A Henri Pichette qui faisait le procès du poème, et qui écrivit à cette fin ce qu'il appela ses Apoèmes, Max-Pol Fouchet répond qu'il croit, lui, au poème. "Désespérément, sans doute, mais pleinement." Et dans la dernière page de sa réponse, nous retrouvons l'évidence : "L'évidence ne peut être contre le poème : il détient la seule évidence, il est la seule évidence. Notre faiblesse va de soi. Mais fussions-nous plus forts, nous ne vaincrions pas encore. Nous vaincrons parce que nous sommes éternels."

Le dernier paragraphe nous conduira du vestige au vertige. 

"Demeure, sans débat, l'oeuvre d'émonder, éclaircir, dégager, crémer,  - pour que le vestige se lustre dans la nudité, délivré de l'adventice. Regardons Breughel : Icare choit, dans l'indifférence, et de lui ne subsiste, proche d'un insensible voilier, qu'une jambe éperdue, mais le laboureur, au premier plan, butera du soc, à l'extrême du sillon, contre un crâne, - déjà, peut-être, celui du fils de Dédale."

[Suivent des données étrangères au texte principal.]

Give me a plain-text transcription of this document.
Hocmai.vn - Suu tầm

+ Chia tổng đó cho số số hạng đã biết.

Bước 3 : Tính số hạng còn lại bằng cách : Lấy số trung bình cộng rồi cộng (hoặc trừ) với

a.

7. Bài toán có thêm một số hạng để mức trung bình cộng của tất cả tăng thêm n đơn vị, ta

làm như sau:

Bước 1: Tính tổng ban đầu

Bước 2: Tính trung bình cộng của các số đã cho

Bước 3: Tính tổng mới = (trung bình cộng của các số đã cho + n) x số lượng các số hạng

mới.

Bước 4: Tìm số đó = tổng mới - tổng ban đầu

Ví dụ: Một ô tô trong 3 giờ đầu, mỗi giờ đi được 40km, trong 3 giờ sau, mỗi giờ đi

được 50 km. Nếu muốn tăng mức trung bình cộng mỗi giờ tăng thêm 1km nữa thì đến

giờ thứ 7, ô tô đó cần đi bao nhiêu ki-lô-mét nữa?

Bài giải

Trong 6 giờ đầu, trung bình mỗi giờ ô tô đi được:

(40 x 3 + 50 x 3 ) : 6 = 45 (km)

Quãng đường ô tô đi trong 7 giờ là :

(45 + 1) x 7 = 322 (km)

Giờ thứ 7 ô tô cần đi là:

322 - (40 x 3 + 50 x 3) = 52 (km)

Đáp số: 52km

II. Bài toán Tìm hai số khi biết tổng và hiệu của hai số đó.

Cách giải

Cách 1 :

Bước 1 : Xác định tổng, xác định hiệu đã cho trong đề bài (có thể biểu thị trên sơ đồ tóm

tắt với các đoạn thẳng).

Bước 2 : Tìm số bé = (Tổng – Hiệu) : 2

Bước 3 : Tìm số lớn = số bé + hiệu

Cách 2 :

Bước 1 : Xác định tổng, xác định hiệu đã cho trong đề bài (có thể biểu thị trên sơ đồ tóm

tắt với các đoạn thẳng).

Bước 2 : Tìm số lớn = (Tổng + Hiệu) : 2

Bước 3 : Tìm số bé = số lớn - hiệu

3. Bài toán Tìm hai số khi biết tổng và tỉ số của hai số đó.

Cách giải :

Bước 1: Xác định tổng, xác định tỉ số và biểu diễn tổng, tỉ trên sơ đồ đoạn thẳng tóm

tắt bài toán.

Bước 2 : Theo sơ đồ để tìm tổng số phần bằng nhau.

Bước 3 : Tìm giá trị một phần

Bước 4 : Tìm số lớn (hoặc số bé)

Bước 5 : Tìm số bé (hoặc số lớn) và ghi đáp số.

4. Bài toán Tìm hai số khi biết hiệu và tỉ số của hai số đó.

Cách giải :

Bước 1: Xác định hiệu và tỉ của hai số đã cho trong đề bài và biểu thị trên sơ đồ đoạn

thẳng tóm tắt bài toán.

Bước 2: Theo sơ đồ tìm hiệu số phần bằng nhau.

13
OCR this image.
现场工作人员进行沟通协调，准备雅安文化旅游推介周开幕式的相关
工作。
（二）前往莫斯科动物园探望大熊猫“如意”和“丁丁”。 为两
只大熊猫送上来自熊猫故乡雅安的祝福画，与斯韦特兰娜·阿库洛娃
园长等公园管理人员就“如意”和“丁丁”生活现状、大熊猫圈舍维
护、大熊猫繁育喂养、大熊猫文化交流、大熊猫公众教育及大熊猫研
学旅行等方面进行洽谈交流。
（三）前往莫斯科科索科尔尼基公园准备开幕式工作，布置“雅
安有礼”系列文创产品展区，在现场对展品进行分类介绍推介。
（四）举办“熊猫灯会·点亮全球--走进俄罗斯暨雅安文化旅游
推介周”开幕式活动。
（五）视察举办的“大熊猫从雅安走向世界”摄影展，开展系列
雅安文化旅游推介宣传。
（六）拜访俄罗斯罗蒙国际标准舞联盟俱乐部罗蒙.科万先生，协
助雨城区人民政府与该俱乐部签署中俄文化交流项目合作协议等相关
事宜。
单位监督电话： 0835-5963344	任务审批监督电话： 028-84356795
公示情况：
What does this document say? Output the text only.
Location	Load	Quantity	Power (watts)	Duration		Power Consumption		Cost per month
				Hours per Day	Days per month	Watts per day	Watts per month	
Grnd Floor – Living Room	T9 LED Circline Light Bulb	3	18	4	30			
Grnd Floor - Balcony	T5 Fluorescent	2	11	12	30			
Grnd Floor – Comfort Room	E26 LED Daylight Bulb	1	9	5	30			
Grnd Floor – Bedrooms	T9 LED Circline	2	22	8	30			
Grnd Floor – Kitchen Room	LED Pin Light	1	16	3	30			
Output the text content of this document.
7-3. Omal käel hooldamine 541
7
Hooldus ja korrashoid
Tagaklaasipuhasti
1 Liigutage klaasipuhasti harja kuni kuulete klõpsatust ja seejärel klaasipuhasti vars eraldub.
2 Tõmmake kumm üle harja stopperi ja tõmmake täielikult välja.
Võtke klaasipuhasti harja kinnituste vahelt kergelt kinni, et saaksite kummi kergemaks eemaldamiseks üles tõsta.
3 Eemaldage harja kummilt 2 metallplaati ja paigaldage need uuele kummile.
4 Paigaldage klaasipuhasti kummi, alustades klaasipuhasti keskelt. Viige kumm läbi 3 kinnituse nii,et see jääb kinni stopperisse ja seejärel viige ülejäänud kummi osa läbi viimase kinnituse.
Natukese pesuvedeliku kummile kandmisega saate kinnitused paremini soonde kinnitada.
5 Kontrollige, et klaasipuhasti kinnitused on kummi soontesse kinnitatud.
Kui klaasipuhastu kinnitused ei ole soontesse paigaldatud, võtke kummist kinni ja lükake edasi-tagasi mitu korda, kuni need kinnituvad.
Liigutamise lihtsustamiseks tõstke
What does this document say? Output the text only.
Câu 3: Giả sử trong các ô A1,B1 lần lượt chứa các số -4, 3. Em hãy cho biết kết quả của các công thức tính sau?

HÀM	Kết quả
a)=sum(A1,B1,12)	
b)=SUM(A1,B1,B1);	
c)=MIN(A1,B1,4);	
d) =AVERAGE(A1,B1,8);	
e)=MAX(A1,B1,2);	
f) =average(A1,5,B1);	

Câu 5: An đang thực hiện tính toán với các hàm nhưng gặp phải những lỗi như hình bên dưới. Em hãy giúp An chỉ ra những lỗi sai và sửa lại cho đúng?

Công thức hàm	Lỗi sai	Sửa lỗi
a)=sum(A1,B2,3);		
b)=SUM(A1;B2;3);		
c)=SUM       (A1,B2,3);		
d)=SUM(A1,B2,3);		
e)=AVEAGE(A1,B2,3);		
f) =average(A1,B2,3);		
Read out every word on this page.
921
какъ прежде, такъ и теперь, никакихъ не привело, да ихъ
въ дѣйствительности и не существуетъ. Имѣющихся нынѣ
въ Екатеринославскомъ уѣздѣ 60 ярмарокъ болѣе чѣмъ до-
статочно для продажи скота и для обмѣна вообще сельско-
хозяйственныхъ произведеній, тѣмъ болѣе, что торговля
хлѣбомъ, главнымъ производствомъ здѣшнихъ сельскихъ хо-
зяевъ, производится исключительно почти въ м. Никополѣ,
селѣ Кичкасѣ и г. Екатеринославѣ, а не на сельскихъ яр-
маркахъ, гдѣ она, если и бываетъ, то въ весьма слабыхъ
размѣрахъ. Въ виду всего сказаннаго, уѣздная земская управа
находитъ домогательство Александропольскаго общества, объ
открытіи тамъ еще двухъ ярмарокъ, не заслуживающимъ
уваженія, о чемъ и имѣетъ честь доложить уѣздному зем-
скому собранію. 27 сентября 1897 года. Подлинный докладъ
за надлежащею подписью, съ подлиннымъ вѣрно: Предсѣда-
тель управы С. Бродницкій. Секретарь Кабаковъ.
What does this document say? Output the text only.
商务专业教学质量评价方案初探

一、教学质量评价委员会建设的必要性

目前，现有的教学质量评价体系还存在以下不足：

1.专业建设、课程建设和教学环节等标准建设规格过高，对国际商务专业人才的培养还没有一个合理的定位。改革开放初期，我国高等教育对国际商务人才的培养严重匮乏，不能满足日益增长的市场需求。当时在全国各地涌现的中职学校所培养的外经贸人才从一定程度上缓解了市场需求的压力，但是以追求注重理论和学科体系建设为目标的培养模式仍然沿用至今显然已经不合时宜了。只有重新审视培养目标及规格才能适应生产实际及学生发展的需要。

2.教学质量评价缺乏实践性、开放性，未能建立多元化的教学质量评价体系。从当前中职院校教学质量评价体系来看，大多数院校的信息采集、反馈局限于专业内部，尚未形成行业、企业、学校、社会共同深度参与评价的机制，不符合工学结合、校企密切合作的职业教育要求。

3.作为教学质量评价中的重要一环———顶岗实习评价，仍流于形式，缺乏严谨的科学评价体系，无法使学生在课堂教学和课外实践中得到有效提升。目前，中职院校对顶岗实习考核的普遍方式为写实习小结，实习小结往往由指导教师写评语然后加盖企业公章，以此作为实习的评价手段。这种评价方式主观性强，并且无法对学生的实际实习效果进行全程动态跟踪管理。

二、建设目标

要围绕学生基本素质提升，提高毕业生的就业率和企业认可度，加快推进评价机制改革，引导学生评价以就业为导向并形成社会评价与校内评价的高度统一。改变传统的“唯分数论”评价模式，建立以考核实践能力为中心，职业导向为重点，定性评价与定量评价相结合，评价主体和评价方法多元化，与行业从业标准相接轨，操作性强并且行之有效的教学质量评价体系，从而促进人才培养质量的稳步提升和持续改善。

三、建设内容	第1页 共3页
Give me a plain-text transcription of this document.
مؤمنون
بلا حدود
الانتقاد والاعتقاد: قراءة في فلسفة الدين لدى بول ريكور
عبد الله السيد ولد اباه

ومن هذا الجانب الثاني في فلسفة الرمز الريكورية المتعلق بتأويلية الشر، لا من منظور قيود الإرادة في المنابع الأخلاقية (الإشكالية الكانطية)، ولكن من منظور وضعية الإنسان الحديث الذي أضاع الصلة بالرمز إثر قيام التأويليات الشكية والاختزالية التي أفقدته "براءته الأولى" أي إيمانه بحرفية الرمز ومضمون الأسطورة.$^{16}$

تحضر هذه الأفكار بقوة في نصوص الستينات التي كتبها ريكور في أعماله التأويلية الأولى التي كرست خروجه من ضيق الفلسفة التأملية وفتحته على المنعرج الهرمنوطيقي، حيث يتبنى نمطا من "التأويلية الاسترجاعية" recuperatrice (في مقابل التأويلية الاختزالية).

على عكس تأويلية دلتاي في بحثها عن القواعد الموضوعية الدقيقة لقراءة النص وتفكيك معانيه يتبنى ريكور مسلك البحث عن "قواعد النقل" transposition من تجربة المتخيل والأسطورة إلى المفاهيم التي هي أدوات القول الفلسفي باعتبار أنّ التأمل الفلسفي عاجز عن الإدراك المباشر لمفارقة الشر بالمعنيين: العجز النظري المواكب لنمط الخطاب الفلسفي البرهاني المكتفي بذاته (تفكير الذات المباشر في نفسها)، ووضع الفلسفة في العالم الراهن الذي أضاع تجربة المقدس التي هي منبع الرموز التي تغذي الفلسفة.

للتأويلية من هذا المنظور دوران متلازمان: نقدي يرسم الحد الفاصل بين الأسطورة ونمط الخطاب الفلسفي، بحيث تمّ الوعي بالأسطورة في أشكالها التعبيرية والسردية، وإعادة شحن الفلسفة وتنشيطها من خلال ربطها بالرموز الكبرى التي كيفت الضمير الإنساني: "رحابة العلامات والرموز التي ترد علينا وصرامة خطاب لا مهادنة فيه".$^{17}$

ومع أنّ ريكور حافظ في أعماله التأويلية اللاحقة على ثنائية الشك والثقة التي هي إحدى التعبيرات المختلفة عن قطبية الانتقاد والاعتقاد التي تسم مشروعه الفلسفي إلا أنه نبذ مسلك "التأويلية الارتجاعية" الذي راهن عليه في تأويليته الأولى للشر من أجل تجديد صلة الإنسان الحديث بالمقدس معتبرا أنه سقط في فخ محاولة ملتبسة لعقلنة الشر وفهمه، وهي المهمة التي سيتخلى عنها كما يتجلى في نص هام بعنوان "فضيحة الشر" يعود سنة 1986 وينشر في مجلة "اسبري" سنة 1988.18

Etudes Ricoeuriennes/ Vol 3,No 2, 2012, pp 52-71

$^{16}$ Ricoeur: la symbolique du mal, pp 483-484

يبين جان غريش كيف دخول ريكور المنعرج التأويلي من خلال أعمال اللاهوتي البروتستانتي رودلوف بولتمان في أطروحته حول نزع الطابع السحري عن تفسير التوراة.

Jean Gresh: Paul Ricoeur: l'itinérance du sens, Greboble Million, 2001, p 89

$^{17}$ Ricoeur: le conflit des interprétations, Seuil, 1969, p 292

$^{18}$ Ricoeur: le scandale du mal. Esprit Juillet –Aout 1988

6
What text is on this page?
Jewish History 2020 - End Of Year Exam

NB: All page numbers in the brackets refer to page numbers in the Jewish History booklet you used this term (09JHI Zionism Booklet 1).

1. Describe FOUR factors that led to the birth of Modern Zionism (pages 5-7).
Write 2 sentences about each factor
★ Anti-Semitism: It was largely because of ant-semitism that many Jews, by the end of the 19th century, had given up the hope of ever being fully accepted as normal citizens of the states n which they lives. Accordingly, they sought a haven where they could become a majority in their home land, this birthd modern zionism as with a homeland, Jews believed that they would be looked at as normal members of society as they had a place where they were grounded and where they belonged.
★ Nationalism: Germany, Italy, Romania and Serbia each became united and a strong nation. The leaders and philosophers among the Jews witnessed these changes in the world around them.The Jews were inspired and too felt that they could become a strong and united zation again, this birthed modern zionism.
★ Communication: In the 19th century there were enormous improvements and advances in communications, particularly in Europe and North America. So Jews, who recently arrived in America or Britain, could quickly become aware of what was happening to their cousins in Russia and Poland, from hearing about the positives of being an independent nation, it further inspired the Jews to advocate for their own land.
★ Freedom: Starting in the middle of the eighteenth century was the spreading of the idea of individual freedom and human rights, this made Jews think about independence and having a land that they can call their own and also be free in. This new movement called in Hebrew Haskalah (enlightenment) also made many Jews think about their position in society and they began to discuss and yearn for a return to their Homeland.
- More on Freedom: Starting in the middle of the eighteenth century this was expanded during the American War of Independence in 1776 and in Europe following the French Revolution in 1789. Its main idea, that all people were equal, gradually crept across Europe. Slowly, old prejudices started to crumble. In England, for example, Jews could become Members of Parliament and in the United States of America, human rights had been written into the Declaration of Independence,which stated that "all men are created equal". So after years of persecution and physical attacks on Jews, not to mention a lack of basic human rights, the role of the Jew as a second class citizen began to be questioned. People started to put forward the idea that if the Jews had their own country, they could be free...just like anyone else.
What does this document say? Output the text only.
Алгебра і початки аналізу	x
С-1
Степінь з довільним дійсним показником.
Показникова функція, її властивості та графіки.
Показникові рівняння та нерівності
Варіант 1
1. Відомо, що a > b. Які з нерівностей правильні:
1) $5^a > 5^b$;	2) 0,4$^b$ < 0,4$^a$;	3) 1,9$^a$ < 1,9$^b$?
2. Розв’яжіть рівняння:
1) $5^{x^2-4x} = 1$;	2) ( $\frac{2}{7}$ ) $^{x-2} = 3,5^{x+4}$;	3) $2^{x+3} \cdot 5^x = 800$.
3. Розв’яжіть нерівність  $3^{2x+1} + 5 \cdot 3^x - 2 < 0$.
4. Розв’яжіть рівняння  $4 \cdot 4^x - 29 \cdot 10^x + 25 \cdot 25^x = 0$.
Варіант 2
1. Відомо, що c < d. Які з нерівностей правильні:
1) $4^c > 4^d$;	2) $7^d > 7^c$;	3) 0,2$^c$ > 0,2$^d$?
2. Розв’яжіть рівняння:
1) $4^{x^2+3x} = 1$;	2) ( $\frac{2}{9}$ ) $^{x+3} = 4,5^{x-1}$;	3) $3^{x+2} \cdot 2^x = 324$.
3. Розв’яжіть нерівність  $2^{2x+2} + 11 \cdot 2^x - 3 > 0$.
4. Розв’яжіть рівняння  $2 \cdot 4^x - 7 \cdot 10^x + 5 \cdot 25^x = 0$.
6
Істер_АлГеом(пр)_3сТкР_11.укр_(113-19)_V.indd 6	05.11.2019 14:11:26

Copie probable (vers 1595-1600), exposée au Musée royal d'art ancien à Bruxelles

Et il achève ainsi, par cette courte phrase : "Le vertige est notre Gloire".

*
Le 24 janvier, une soirée de lecture avait été organisée par Francis Labbaye au Chauffoir pour commémorer le centenaire de la naissance d'Henri Pichette. J'y lus, avec d'autres, quelques extraits de son oeuvre, dont un passage de l'un de ses fameux Apoèmes.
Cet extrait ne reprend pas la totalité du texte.